FIG. 4 is a graph showing the relationship between the sound pressure and the output of an ultrasonic oscillator when the thickness of the diaphragm is changed.

FIG. 5 is an enlarged cross-sectional view of an ultrasonic transducer mounting structure according to another embodiment of the present invention.

FIG. 6 is a longitudinal sectional view of a conventional ultrasonic cleaning device.

[Explanation of symbols]

 21: diaphragm 24: vibrator 41a, 41b: reinforcing member

Claims (3)

[Claims] 1. An ultrasonic vibration device in which a vibrator is attached to a vibrating plate and the vibrator is driven by an ultrasonic oscillator, wherein the vibrating plate has a thickness of less than 0.1 mm.
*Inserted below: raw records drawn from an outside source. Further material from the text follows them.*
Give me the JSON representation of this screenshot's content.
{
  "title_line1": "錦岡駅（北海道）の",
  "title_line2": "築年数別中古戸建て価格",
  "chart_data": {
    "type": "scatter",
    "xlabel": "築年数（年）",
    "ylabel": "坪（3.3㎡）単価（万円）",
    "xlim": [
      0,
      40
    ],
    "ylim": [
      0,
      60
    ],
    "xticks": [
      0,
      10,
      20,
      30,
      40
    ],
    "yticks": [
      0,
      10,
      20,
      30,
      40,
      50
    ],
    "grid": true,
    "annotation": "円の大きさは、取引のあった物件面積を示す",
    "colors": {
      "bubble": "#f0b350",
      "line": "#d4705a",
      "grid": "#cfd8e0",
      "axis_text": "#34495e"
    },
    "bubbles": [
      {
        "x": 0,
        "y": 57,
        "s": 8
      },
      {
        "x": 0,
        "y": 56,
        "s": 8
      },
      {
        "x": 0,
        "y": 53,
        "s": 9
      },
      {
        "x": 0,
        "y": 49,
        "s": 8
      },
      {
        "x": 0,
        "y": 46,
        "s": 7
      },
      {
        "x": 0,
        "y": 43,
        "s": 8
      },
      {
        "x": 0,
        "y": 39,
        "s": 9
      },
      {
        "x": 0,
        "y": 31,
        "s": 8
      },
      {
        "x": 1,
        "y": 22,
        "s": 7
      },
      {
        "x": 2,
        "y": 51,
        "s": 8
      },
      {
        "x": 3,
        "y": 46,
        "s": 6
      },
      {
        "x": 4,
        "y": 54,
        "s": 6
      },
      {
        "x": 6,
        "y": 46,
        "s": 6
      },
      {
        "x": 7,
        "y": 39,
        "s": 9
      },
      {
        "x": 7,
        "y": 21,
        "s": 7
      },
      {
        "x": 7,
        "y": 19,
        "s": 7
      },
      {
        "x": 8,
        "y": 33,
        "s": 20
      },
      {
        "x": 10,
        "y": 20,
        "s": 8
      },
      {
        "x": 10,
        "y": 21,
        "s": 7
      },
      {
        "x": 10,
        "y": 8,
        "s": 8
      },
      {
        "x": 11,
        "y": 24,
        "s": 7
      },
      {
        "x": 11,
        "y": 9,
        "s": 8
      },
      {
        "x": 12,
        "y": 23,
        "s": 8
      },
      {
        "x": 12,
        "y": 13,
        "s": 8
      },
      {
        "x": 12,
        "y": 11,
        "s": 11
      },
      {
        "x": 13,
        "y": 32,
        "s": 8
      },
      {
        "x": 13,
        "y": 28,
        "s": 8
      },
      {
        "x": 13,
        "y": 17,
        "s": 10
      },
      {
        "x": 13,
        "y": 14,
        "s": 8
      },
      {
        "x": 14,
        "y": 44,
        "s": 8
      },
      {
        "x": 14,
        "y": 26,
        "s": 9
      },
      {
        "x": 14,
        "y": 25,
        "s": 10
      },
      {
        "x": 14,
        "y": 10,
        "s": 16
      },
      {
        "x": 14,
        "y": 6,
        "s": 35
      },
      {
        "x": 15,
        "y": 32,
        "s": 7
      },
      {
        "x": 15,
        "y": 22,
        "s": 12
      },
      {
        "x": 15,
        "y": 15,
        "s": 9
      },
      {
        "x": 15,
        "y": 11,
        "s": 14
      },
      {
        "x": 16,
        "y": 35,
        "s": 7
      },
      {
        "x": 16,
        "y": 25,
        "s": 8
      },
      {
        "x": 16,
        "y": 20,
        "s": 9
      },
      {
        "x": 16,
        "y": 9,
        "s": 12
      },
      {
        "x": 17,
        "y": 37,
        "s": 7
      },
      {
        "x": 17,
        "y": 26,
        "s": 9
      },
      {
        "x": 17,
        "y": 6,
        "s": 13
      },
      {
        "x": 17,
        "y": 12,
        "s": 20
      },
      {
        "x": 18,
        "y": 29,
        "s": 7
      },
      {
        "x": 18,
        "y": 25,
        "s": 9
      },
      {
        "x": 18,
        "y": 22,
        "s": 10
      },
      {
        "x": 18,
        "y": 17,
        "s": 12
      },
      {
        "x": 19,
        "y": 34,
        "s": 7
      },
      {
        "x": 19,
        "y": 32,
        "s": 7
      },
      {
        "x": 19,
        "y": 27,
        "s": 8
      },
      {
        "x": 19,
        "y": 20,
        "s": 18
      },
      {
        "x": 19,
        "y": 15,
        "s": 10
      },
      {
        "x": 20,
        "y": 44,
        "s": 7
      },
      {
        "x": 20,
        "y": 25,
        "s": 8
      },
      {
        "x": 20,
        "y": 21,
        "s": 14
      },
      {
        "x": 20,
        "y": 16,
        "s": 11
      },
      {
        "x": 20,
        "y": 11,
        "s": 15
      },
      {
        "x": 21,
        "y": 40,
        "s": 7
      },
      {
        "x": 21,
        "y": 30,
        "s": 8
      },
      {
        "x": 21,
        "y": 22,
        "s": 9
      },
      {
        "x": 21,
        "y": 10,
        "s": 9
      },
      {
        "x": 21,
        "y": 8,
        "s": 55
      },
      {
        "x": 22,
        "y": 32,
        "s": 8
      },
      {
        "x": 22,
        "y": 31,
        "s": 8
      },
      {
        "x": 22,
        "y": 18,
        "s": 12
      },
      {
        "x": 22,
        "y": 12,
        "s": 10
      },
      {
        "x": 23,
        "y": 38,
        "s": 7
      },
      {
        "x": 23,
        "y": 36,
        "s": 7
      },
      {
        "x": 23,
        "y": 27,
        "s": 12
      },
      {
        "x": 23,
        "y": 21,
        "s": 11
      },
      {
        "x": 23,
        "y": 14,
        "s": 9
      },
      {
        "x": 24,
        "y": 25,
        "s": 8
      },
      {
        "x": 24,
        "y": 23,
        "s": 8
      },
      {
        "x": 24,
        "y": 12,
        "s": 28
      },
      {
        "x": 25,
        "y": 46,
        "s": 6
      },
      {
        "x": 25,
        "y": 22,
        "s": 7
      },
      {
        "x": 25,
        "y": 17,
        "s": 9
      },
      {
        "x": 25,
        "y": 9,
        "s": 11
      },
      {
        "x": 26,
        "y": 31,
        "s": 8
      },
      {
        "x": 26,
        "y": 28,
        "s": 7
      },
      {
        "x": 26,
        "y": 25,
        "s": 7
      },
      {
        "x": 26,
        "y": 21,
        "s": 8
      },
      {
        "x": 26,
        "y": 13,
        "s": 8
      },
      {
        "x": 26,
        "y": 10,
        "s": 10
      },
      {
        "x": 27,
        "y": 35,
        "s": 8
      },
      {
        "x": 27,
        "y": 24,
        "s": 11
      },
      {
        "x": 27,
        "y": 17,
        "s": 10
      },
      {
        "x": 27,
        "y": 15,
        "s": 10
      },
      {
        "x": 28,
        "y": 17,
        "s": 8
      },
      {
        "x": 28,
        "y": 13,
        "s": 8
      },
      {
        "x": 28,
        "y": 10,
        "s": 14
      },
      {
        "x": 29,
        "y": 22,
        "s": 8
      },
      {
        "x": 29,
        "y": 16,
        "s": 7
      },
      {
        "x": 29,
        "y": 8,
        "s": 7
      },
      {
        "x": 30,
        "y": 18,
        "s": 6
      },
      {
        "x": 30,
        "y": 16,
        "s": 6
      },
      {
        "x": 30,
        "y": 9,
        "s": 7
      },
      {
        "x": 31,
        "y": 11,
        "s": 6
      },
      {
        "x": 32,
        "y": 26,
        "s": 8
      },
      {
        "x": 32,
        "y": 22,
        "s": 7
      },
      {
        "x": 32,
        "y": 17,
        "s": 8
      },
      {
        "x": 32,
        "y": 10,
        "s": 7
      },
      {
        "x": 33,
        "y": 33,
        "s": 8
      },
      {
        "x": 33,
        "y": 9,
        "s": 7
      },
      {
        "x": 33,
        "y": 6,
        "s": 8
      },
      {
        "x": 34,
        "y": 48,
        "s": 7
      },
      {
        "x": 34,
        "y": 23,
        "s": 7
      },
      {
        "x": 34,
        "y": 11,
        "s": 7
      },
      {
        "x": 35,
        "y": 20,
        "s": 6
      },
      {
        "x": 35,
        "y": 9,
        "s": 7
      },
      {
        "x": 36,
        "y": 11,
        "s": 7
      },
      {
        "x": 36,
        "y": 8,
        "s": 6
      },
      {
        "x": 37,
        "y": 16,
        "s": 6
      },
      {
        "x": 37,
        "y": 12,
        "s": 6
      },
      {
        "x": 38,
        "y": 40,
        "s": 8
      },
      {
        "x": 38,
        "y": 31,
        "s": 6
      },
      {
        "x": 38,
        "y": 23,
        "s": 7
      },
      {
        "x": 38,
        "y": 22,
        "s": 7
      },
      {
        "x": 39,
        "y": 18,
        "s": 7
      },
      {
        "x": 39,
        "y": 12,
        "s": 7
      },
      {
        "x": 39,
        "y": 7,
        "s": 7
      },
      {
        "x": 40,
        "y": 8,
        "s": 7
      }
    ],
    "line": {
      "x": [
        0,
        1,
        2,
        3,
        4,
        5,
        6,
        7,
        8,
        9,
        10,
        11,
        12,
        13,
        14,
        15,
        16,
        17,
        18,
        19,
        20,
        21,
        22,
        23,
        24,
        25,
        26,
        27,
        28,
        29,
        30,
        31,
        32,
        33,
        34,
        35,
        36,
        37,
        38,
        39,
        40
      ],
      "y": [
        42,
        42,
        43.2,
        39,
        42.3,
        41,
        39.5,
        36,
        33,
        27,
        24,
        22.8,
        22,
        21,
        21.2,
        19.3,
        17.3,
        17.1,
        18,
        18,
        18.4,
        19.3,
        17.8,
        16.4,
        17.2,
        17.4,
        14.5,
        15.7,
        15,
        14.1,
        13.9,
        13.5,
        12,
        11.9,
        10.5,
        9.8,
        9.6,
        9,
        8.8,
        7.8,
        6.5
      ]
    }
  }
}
Ultrasonic vibration device. 2. An ultrasonic vibration device in which a vibrator is attached to a vibrating plate and the vibrator is driven by an ultrasonic oscillator, wherein the vibrating plate has a thickness of less than 0.1 mm and the vibrator has a thickness of less than 0.1 mm. An ultrasonic vibrating device characterized in that a portion deviated from the structure has a structure reinforced by a reinforcing member. 3. An ultrasonic cleaning device provided with an ultrasonic vibration device for applying ultrasonic vibration to a cleaning liquid for cleaning an object to be cleaned, wherein the ultrasonic vibration device is according to claim 1 or 2. An ultrasonic cleaning apparatus characterized by having a configuration as described above.